OXFORD, Miss. — Another luxury student housing project is coming to Oxford. Development Ventures Group, in partnership with Kayne Anderson Real Estate, has started work on a 755-bed, 243-unit complex less than half a mile from the Ole Miss campus.

The 370,000-square-foot development will mix cottages, townhomes, and flats.

Every unit comes furnished, and the amenity list reads more like a resort brochure than a housing ad with a pool with cabanas and a jumbotron, pickleball and volleyball courts, sauna and cold plunge, golf simulator, yoga and spin studios, food truck court, and a 3,000-square-foot event space.

The goal is to have students moving in by summer 2027.

Oxford’s Building Boom

This is hardly the only project in the works. Ole Miss and Greystar are moving forward on a plan to add up to 2,700 on-campus beds by 2027.

Another private development, RISE Oxford Farms, is set to bring in 504 beds by the 2026–2027 school year.

When you add in other projects, Oxford could see close to 5,000 new student beds in just the next few years.

The push is fueled by record enrollment. Last fall the freshman class topped 5,900, the largest in Mississippi history, and total enrollment is up more than 10 percent in a single year. That growth has kept occupancy high and rents climbing, but it has also opened the door for developers to build big and build fast.

Is It Filling a Need or Just Filling a Niche?

There is no question Oxford needed more housing. For years, students scrambled to sign leases months in advance to lock in a spot.

Lately, though, the picture is starting to shift. Around 2,000 beds are already under construction, and property managers say the panic-leasing days are easing. Some students can even shop around now instead of taking whatever they can get.

That makes the Deven Group project a bit of a question mark. Yes, it will help meet demand, but with features like cold plunge pools and golf simulators, it is clearly aimed at the high-end market.

If you can afford the rent, it is a big step up from the older apartment stock. If you cannot, it does nothing to make living in Oxford more affordable.

The Bigger Picture

Oxford is in the middle of a housing transformation.

Developers are betting big that enrollment will keep climbing and that students will keep paying for premium amenities.

If they are right, the city’s shortage problem could finally ease.
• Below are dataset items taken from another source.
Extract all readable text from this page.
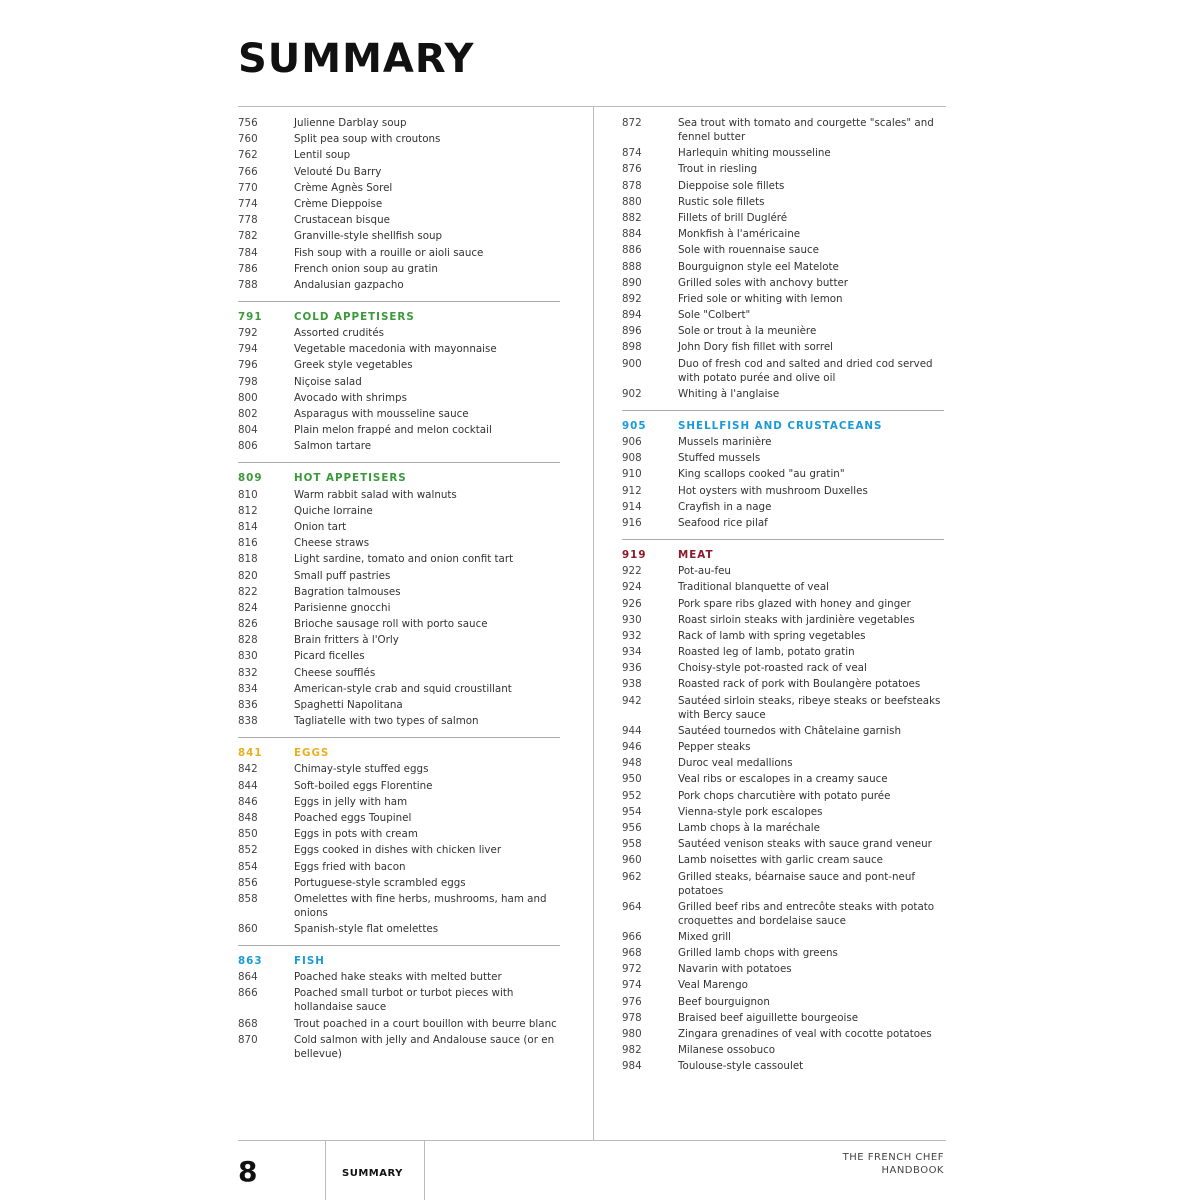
SUMMARY
756	Julienne Darblay soup
760	Split pea soup with croutons
762	Lentil soup
766	Velouté Du Barry
770	Crème Agnès Sorel
774	Crème Dieppoise
778	Crustacean bisque
782	Granville-style shellfish soup
784	Fish soup with a rouille or aioli sauce
786	French onion soup au gratin
788	Andalusian gazpacho
791	COLD APPETISERS
792	Assorted crudités
794	Vegetable macedonia with mayonnaise
796	Greek style vegetables
798	Niçoise salad
800	Avocado with shrimps
802	Asparagus with mousseline sauce
804	Plain melon frappé and melon cocktail
806	Salmon tartare
809	HOT APPETISERS
810	Warm rabbit salad with walnuts
812	Quiche lorraine
814	Onion tart
816	Cheese straws
818	Light sardine, tomato and onion confit tart
820	Small puff pastries
822	Bagration talmouses
824	Parisienne gnocchi
826	Brioche sausage roll with porto sauce
828	Brain fritters à l'Orly
830	Picard ficelles
832	Cheese soufflés
834	American-style crab and squid croustillant
836	Spaghetti Napolitana
838	Tagliatelle with two types of salmon
841	EGGS
842	Chimay-style stuffed eggs
844	Soft-boiled eggs Florentine
846	Eggs in jelly with ham
848	Poached eggs Toupinel
850	Eggs in pots with cream
852	Eggs cooked in dishes with chicken liver
854	Eggs fried with bacon
856	Portuguese-style scrambled eggs
858	Omelettes with fine herbs, mushrooms, ham and onions
860	Spanish-style flat omelettes
863	FISH
864	Poached hake steaks with melted butter
866	Poached small turbot or turbot pieces with hollandaise sauce
868	Trout poached in a court bouillon with beurre blanc
870	Cold salmon with jelly and Andalouse sauce (or en bellevue)
872	Sea trout with tomato and courgette "scales" and fennel butter
874	Harlequin whiting mousseline
876	Trout in riesling
878	Dieppoise sole fillets
880	Rustic sole fillets
882	Fillets of brill Dugléré
884	Monkfish à l'américaine
886	Sole with rouennaise sauce
888	Bourguignon style eel Matelote
890	Grilled soles with anchovy butter
892	Fried sole or whiting with lemon
894	Sole "Colbert"
896	Sole or trout à la meunière
898	John Dory fish fillet with sorrel
900	Duo of fresh cod and salted and dried cod served with potato purée and olive oil
902	Whiting à l'anglaise
905	SHELLFISH AND CRUSTACEANS
906	Mussels marinière
908	Stuffed mussels
910	King scallops cooked "au gratin"
912	Hot oysters with mushroom Duxelles
914	Crayfish in a nage
916	Seafood rice pilaf
919	MEAT
922	Pot-au-feu
924	Traditional blanquette of veal
926	Pork spare ribs glazed with honey and ginger
930	Roast sirloin steaks with jardinière vegetables
932	Rack of lamb with spring vegetables
934	Roasted leg of lamb, potato gratin
936	Choisy-style pot-roasted rack of veal
938	Roasted rack of pork with Boulangère potatoes
942	Sautéed sirloin steaks, ribeye steaks or beefsteaks with Bercy sauce
944	Sautéed tournedos with Châtelaine garnish
946	Pepper steaks
948	Duroc veal medallions
950	Veal ribs or escalopes in a creamy sauce
952	Pork chops charcutière with potato purée
954	Vienna-style pork escalopes
956	Lamb chops à la maréchale
958	Sautéed venison steaks with sauce grand veneur
960	Lamb noisettes with garlic cream sauce
962	Grilled steaks, béarnaise sauce and pont-neuf potatoes
964	Grilled beef ribs and entrecôte steaks with potato croquettes and bordelaise sauce
966	Mixed grill
968	Grilled lamb chops with greens
972	Navarin with potatoes
974	Veal Marengo
976	Beef bourguignon
978	Braised beef aiguillette bourgeoise
980	Zingara grenadines of veal with cocotte potatoes
982	Milanese ossobuco
984	Toulouse-style cassoulet
8	SUMMARY
THE FRENCH CHEF
HANDBOOK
If they are wrong, Oxford could be left with a glut of expensive units and very little relief for those on a budget.

For now, construction crews are on site and work is moving ahead. This project will soon join a growing list of new housing developments around Oxford.

Whether it truly eases the housing crunch or simply adds more high-end options is something students and residents will find out in the next few years.